根据目标规模设计 Transformer 架构,并生成兼容 Hugging Face Transformers 的模型配置。

SKILL.md
--- frontmatter
name: model-architect
description: Design transformer architectures by target scale and emit Hugging Face Transformers-compatible model configs.

Model Architect (From Scratch)

Use this skill to design a model architecture for pretraining from scratch. It should output practical configs that match compute, memory, and quality goals.

Scale Templates

Provide architecture templates by parameter scale:

  • 100M class
  • 300M–700M class
  • 1B–3B class
  • 7B+ class

For each template, define reasonable defaults for:

  • hidden size
  • number of layers
  • number of attention heads
  • intermediate (FFN) size
  • context length

Component Selections

Use modern decoder-only transformer defaults unless user requests otherwise:

  • GQA (Grouped Query Attention) for memory/throughput efficiency at scale.
  • SwiGLU feed-forward activation.
  • RoPE positional encoding.
  • RMSNorm normalization.

When deviating from these defaults, explain why and expected tradeoffs.

Config Output

Emit a Hugging Face Transformers-compatible config.json suitable for training scripts.
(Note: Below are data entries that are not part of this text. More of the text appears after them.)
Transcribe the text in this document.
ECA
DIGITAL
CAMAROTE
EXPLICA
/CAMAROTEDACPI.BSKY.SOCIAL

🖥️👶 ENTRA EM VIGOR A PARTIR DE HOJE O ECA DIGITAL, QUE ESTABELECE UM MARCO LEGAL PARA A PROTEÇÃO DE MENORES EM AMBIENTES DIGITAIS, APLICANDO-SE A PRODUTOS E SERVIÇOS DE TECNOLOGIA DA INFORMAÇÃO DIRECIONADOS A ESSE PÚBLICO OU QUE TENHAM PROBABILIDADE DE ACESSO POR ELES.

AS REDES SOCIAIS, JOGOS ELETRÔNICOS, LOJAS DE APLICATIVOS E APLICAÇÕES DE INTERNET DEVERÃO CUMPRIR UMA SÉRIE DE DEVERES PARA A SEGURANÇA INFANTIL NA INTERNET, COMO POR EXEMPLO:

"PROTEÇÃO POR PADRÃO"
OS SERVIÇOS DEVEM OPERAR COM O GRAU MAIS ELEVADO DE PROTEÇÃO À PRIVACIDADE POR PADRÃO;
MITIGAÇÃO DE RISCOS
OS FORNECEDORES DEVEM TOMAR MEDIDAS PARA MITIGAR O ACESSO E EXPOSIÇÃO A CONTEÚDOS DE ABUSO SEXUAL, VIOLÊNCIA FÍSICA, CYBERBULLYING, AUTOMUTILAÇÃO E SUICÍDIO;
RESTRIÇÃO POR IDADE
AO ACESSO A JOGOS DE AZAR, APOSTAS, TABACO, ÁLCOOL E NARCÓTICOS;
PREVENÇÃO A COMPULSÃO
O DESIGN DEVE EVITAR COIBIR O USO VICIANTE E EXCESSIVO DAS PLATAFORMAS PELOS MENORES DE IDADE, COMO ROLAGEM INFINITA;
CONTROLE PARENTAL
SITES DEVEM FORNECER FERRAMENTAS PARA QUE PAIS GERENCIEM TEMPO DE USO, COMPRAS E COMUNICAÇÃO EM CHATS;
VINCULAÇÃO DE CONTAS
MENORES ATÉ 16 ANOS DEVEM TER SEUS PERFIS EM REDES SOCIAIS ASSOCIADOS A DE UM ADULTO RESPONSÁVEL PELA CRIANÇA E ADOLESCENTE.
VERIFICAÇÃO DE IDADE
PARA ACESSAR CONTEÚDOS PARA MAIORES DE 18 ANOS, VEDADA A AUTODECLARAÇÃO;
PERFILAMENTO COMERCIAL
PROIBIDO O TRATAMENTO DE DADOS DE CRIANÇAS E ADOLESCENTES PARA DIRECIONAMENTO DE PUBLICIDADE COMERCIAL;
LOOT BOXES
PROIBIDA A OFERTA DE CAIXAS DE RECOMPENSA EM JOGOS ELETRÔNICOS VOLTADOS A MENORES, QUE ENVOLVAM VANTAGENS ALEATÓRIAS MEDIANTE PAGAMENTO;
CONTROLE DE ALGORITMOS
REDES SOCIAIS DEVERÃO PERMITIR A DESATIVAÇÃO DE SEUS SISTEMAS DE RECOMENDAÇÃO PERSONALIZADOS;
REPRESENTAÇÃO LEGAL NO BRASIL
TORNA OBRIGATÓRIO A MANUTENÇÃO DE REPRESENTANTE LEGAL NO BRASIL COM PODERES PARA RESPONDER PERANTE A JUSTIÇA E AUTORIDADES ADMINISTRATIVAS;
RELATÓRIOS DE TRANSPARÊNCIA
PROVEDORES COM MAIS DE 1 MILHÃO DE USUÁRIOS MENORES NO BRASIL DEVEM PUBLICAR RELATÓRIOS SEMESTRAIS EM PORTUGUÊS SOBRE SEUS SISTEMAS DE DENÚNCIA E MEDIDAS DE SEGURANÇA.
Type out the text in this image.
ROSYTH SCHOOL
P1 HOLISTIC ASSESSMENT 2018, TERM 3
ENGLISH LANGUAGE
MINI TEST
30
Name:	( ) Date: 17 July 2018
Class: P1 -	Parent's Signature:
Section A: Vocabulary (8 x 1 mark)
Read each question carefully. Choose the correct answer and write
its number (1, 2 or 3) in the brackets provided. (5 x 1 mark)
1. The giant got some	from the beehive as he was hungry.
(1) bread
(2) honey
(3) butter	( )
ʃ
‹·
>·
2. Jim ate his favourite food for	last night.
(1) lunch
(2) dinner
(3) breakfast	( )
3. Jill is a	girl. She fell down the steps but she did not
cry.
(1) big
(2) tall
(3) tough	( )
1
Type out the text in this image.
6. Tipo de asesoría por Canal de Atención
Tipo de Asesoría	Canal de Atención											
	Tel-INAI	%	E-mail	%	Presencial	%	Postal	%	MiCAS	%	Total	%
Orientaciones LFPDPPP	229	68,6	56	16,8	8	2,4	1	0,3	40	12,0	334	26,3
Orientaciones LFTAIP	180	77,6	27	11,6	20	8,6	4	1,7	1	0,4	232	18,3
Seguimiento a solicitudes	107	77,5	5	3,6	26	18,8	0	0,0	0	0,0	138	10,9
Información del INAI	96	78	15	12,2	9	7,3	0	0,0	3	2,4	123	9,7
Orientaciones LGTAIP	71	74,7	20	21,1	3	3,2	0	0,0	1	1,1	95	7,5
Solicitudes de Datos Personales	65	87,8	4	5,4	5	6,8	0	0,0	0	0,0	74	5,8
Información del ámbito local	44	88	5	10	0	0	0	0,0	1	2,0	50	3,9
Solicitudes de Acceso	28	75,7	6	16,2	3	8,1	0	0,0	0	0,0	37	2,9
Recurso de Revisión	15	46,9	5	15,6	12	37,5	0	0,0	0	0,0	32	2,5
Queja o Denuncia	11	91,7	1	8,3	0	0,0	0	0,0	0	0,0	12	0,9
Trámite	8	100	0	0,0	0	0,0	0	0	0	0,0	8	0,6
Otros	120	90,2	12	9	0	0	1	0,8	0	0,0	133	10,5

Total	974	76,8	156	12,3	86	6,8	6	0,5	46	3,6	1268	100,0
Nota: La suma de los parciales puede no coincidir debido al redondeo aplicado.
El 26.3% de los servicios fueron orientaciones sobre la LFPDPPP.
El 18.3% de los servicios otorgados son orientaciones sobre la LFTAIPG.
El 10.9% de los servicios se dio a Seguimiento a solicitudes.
Include all required architecture fields and tokenizer special token ids.

Parameter + Memory Calculator

Always provide estimates for:

  • total parameter count (with per-block breakdown)
  • optimizer state memory
  • activation memory (approximate by batch/seq settings)
  • checkpoint size (fp16/bf16 and optional fp32)

Report both training-time and inference-time memory expectations.

Decision Protocol

  • Start with target quality, latency, and budget constraints.
  • Produce at least two candidate designs when tradeoffs are non-trivial.
  • Recommend one primary architecture with rationale.
  • Highlight scaling path (for example 100M -> 1B -> 7B) for future expansion.

Deliverables

  1. config.json (HF-compatible)
  2. architecture_report.md (tradeoffs + estimates)
  3. capacity_plan.md (GPU/memory implications)